Taken together, Wilson estimates these combined effects could place the financial impact on SEGA in the region of $30/40 million during the current fiscal period, not catastrophic for a publisher of SEGA’s size, but significant enough to demand attention at senior level.
It’s worth stressing that this doesn’t even account for the biggest financial impact – the impact that a reduction in reputation will have on future games. If it’s just $40 million for this game, it could be a lot more in the long-term future.
A key point running both articles make is that FM26’s launch cannot be viewed in isolation.
As Operation Sports highlights, the cancellation of Football Manager 25 effectively created a “lost year” for the series. Development costs were still incurred, licensing investments continued, but the usual annual revenue stream did not arrive.
That puts additional pressure on FM26 to perform strongly, not merely adequately. When a release following a skipped year struggles commercially, the financial consequences are magnified because the business is effectively trying to recover two years’ worth of momentum at once.
This is a serious commercial risk rather than just an embarrassment. Poor Steam reception, he argues, does not stay confined to social media discourse. It has direct consequences for sales forecasting, revenue planning, and long-term projections.
SEGA is unlikely to walk away, but may intervene
Despite the scale of the potential loss, Football Manager remains one of SEGA’s most valuable long-term properties.
The series is unusually stable in gaming terms. Its audience is highly loyal, its niche is well defined, and the combination of licensing agreements and football data infrastructure is extremely difficult for competitors to replicate.
For that reason, the analyst does not suggest SEGA would abandon the franchise even if FM26 underperforms. Instead, he believes financial underdelivery at this scale could trigger internal intervention, potentially forcing a period of restructuring or reform within Sports Interactive.

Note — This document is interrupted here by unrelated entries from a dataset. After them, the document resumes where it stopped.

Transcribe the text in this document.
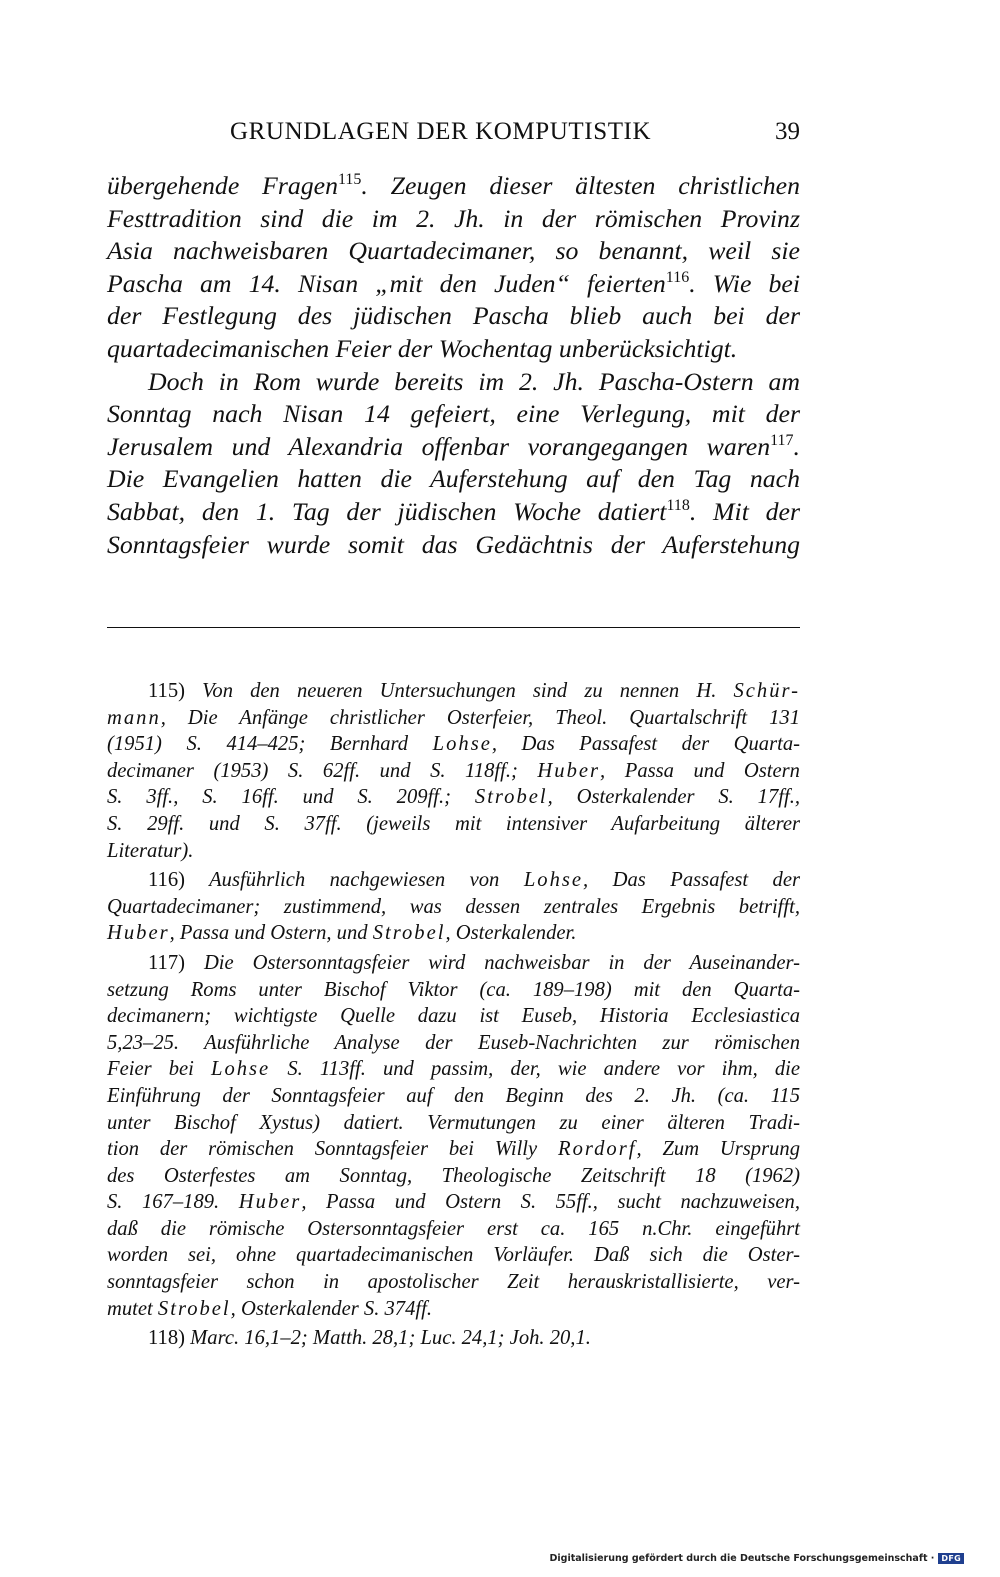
GRUNDLAGEN DER KOMPUTISTIK	39
übergehende Fragen$^{115}$. Zeugen dieser ältesten christlichen
Festtradition sind die im 2. Jh. in der römischen Provinz
Asia nachweisbaren Quartadecimaner, so benannt, weil sie
Pascha am 14. Nisan „mit den Juden“ feierten$^{116}$. Wie bei
der Festlegung des jüdischen Pascha blieb auch bei der
quartadecimanischen Feier der Wochentag unberücksichtigt.
Doch in Rom wurde bereits im 2. Jh. Pascha-Ostern am
Sonntag nach Nisan 14 gefeiert, eine Verlegung, mit der
Jerusalem und Alexandria offenbar vorangegangen waren$^{117}$.
Die Evangelien hatten die Auferstehung auf den Tag nach
Sabbat, den 1. Tag der jüdischen Woche datiert$^{118}$. Mit der
Sonntagsfeier wurde somit das Gedächtnis der Auferstehung
115) Von den neueren Untersuchungen sind zu nennen H. Schür-
mann, Die Anfänge christlicher Osterfeier, Theol. Quartalschrift 131
(1951) S. 414–425; Bernhard Lohse, Das Passafest der Quarta-
decimaner (1953) S. 62ff. und S. 118ff.; Huber, Passa und Ostern
S. 3ff., S. 16ff. und S. 209ff.; Strobel, Osterkalender S. 17ff.,
S. 29ff. und S. 37ff. (jeweils mit intensiver Aufarbeitung älterer
Literatur).
116) Ausführlich nachgewiesen von Lohse, Das Passafest der
Quartadecimaner; zustimmend, was dessen zentrales Ergebnis betrifft,
Huber, Passa und Ostern, und Strobel, Osterkalender.
117) Die Ostersonntagsfeier wird nachweisbar in der Auseinander-
setzung Roms unter Bischof Viktor (ca. 189–198) mit den Quarta-
decimanern; wichtigste Quelle dazu ist Euseb, Historia Ecclesiastica
5,23–25. Ausführliche Analyse der Euseb-Nachrichten zur römischen
Feier bei Lohse S. 113ff. und passim, der, wie andere vor ihm, die
Einführung der Sonntagsfeier auf den Beginn des 2. Jh. (ca. 115
unter Bischof Xystus) datiert. Vermutungen zu einer älteren Tradi-
tion der römischen Sonntagsfeier bei Willy Rordorf, Zum Ursprung
des Osterfestes am Sonntag, Theologische Zeitschrift 18 (1962)
S. 167–189. Huber, Passa und Ostern S. 55ff., sucht nachzuweisen,
daß die römische Ostersonntagsfeier erst ca. 165 n.Chr. eingeführt
worden sei, ohne quartadecimanischen Vorläufer. Daß sich die Oster-
sonntagsfeier schon in apostolischer Zeit herauskristallisierte, ver-
mutet Strobel, Osterkalender S. 374ff.
118) Marc. 16,1–2; Matth. 28,1; Luc. 24,1; Joh. 20,1.
Digitalisierung gefördert durch die Deutsche Forschungsgemeinschaft · DFG
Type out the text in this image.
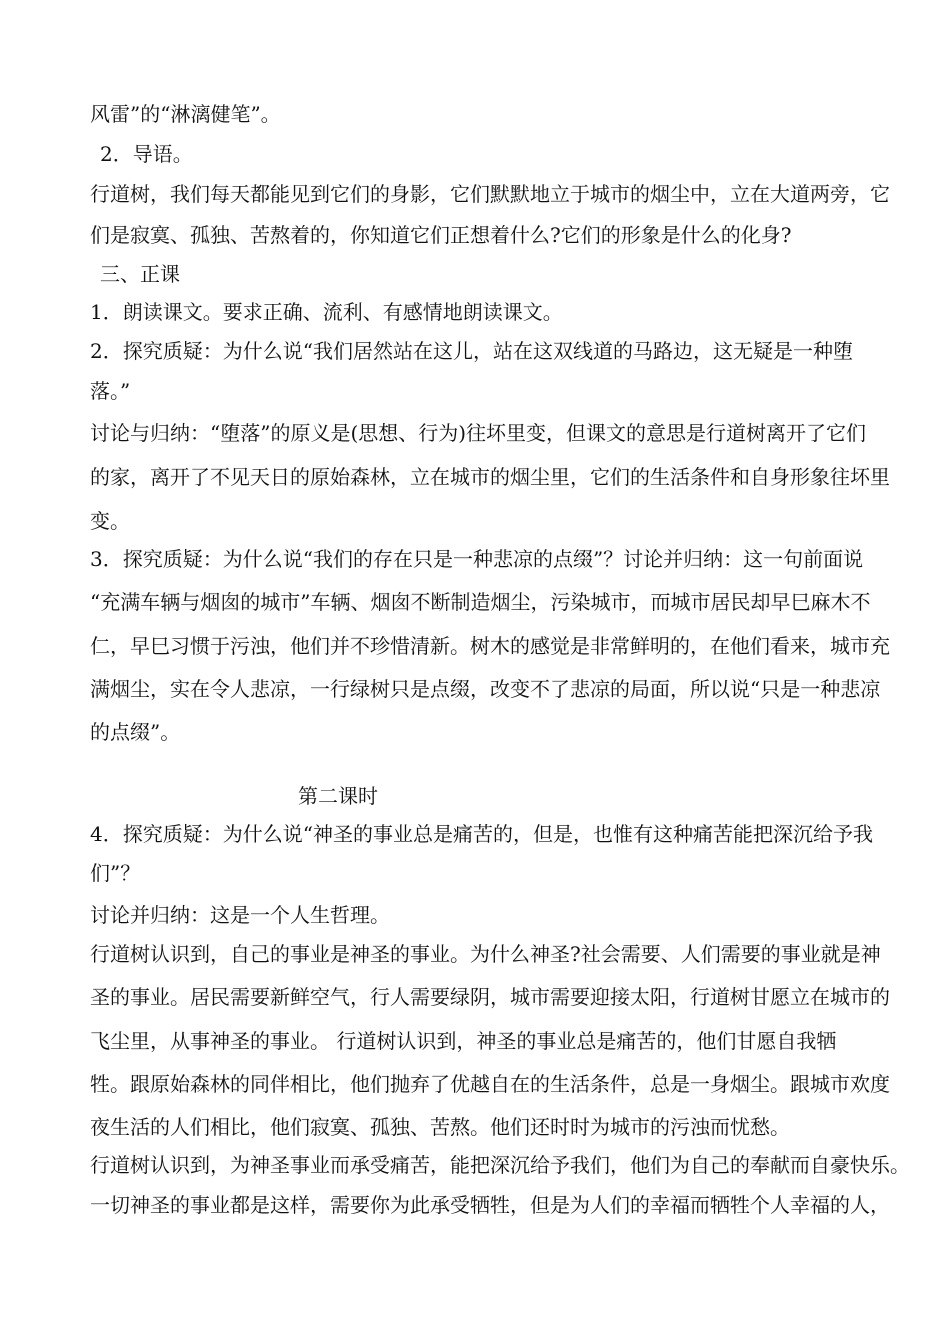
风雷”的“淋漓健笔”。
2．导语。
行道树，我们每天都能见到它们的身影，它们默默地立于城市的烟尘中，立在大道两旁，它
们是寂寞、孤独、苦熬着的，你知道它们正想着什么?它们的形象是什么的化身?
三、正课
1．朗读课文。要求正确、流利、有感情地朗读课文。
2．探究质疑：为什么说“我们居然站在这儿，站在这双线道的马路边，这无疑是一种堕
落。”
讨论与归纳：“堕落”的原义是(思想、行为)往坏里变，但课文的意思是行道树离开了它们
的家，离开了不见天日的原始森林，立在城市的烟尘里，它们的生活条件和自身形象往坏里
变。
3．探究质疑：为什么说“我们的存在只是一种悲凉的点缀”？讨论并归纳：这一句前面说
“充满车辆与烟囱的城市”车辆、烟囱不断制造烟尘，污染城市，而城市居民却早巳麻木不
仁，早巳习惯于污浊，他们并不珍惜清新。树木的感觉是非常鲜明的，在他们看来，城市充
满烟尘，实在令人悲凉，一行绿树只是点缀，改变不了悲凉的局面，所以说“只是一种悲凉
的点缀”。
第二课时
4．探究质疑：为什么说“神圣的事业总是痛苦的，但是，也惟有这种痛苦能把深沉给予我
们”？
讨论并归纳：这是一个人生哲理。
行道树认识到，自己的事业是神圣的事业。为什么神圣?社会需要、人们需要的事业就是神
圣的事业。居民需要新鲜空气，行人需要绿阴，城市需要迎接太阳，行道树甘愿立在城市的
飞尘里，从事神圣的事业。 行道树认识到，神圣的事业总是痛苦的，他们甘愿自我牺
牲。跟原始森林的同伴相比，他们抛弃了优越自在的生活条件，总是一身烟尘。跟城市欢度
夜生活的人们相比，他们寂寞、孤独、苦熬。他们还时时为城市的污浊而忧愁。
行道树认识到，为神圣事业而承受痛苦，能把深沉给予我们，他们为自己的奉献而自豪快乐。
一切神圣的事业都是这样，需要你为此承受牺牲，但是为人们的幸福而牺牲个人幸福的人，
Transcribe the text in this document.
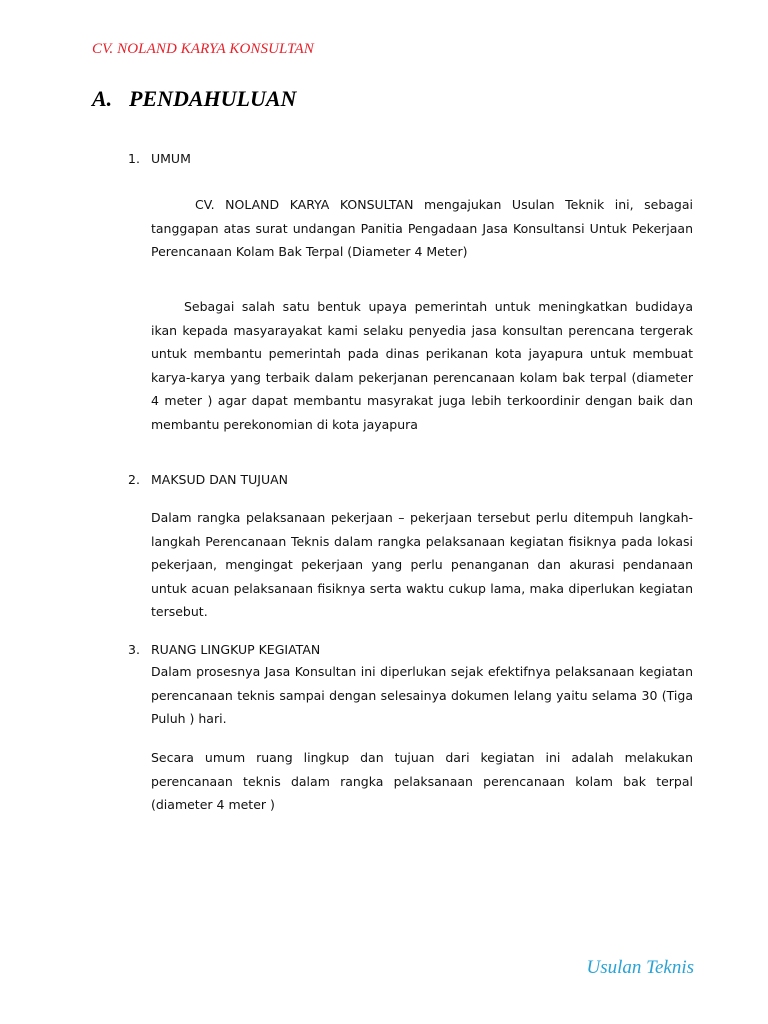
CV. NOLAND KARYA KONSULTAN
A. PENDAHULUAN
1. UMUM

CV. NOLAND KARYA KONSULTAN mengajukan Usulan Teknik ini, sebagai tanggapan atas surat undangan Panitia Pengadaan Jasa Konsultansi Untuk Pekerjaan Perencanaan Kolam Bak Terpal (Diameter 4 Meter)

Sebagai salah satu bentuk upaya pemerintah untuk meningkatkan budidaya ikan kepada masyarayakat kami selaku penyedia jasa konsultan perencana tergerak untuk membantu pemerintah pada dinas perikanan kota jayapura untuk membuat karya-karya yang terbaik dalam pekerjanan perencanaan kolam bak terpal (diameter 4 meter ) agar dapat membantu masyrakat juga lebih terkoordinir dengan baik dan membantu perekonomian di kota jayapura

2. MAKSUD DAN TUJUAN

Dalam rangka pelaksanaan pekerjaan – pekerjaan tersebut perlu ditempuh langkah-langkah Perencanaan Teknis dalam rangka pelaksanaan kegiatan fisiknya pada lokasi pekerjaan, mengingat pekerjaan yang perlu penanganan dan akurasi pendanaan untuk acuan pelaksanaan fisiknya serta waktu cukup lama, maka diperlukan kegiatan tersebut.

3. RUANG LINGKUP KEGIATAN

Dalam prosesnya Jasa Konsultan ini diperlukan sejak efektifnya pelaksanaan kegiatan perencanaan teknis sampai dengan selesainya dokumen lelang yaitu selama 30 (Tiga Puluh ) hari.

Secara umum ruang lingkup dan tujuan dari kegiatan ini adalah melakukan perencanaan teknis dalam rangka pelaksanaan perencanaan kolam bak terpal (diameter 4 meter )

Usulan Teknis
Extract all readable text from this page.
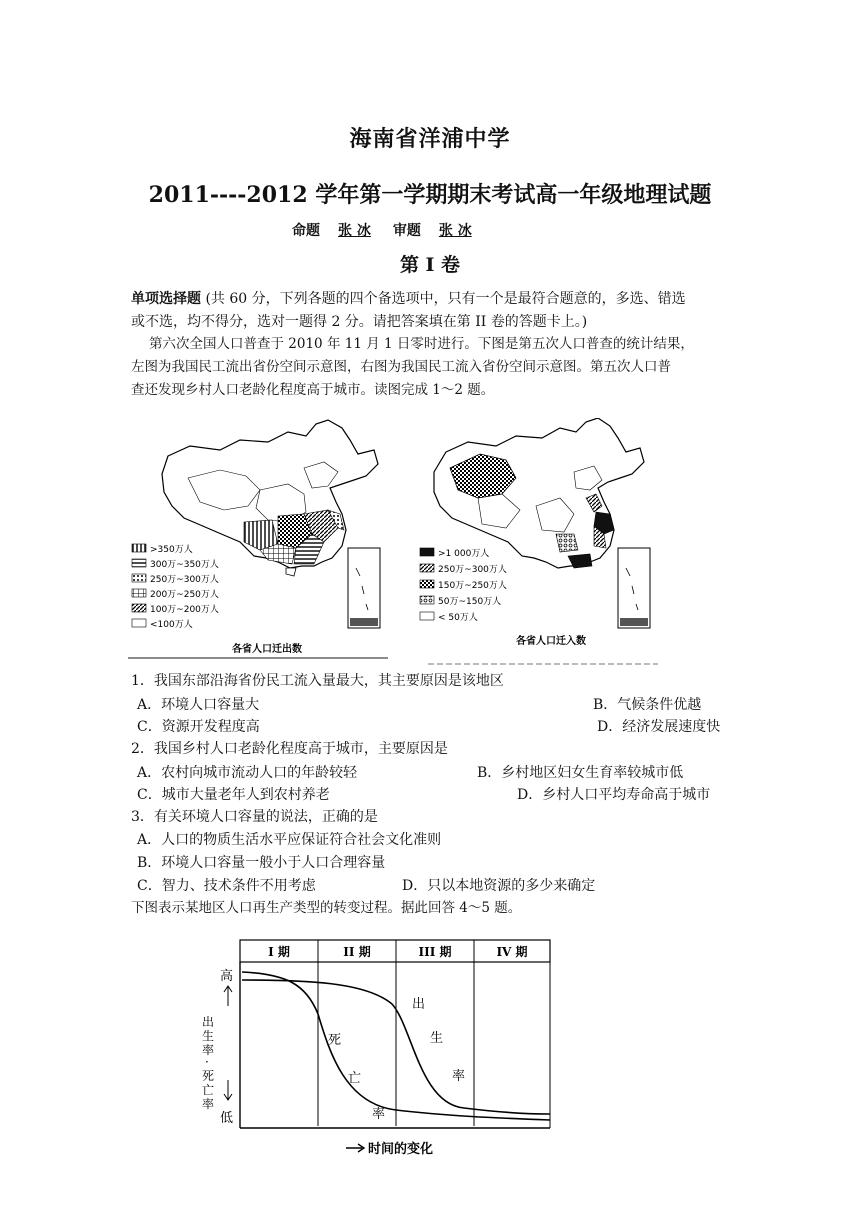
海南省洋浦中学
2011----2012 学年第一学期期末考试高一年级地理试题
命题 张 冰 审题 张 冰
第 I 卷
单项选择题 (共 60 分，下列各题的四个备选项中，只有一个是最符合题意的，多选、错选
或不选，均不得分，选对一题得 2 分。请把答案填在第 II 卷的答题卡上。)
第六次全国人口普查于 2010 年 11 月 1 日零时进行。下图是第五次人口普查的统计结果，
左图为我国民工流出省份空间示意图，右图为我国民工流入省份空间示意图。第五次人口普
查还发现乡村人口老龄化程度高于城市。读图完成 1～2 题。
>350万人
300万~350万人
250万~300万人
200万~250万人
100万~200万人
<100万人
各省人口迁出数
>1 000万人
250万~300万人
150万~250万人
50万~150万人
< 50万人
各省人口迁入数
1．我国东部沿海省份民工流入量最大，其主要原因是该地区
A．环境人口容量大	B．气候条件优越
C．资源开发程度高	D．经济发展速度快
2．我国乡村人口老龄化程度高于城市，主要原因是
A．农村向城市流动人口的年龄较轻	B．乡村地区妇女生育率较城市低
C．城市大量老年人到农村养老	D．乡村人口平均寿命高于城市
3．有关环境人口容量的说法，正确的是
A．人口的物质生活水平应保证符合社会文化准则
B．环境人口容量一般小于人口合理容量
C．智力、技术条件不用考虑	D．只以本地资源的多少来确定
下图表示某地区人口再生产类型的转变过程。据此回答 4～5 题。
I 期	II 期	III 期	IV 期
高
低
出
生
率
·
死
亡
率
出
生
率
死
亡
率
时间的变化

This is good for long-term fans of the game. We won’t see the franchise die because of this financial problem.
Both of these articles ultimately arrive at the same conclusion: FM26 represents a critical inflection point.
Not because Football Manager is at risk of disappearing, but because the cost of getting this release wrong is unusually high. A cancelled game, increased investment, and a poorly received follow-up create a rare moment where player trust, financial performance, and internal decision-making intersect.
Whether that projected $30–40 million loss fully materialises remains to be seen. What is clear, according to their analysis, is that FM26’s launch has already become one of the most financially consequential in the series’ history, and one that SEGA and Sports Interactive cannot afford to ignore.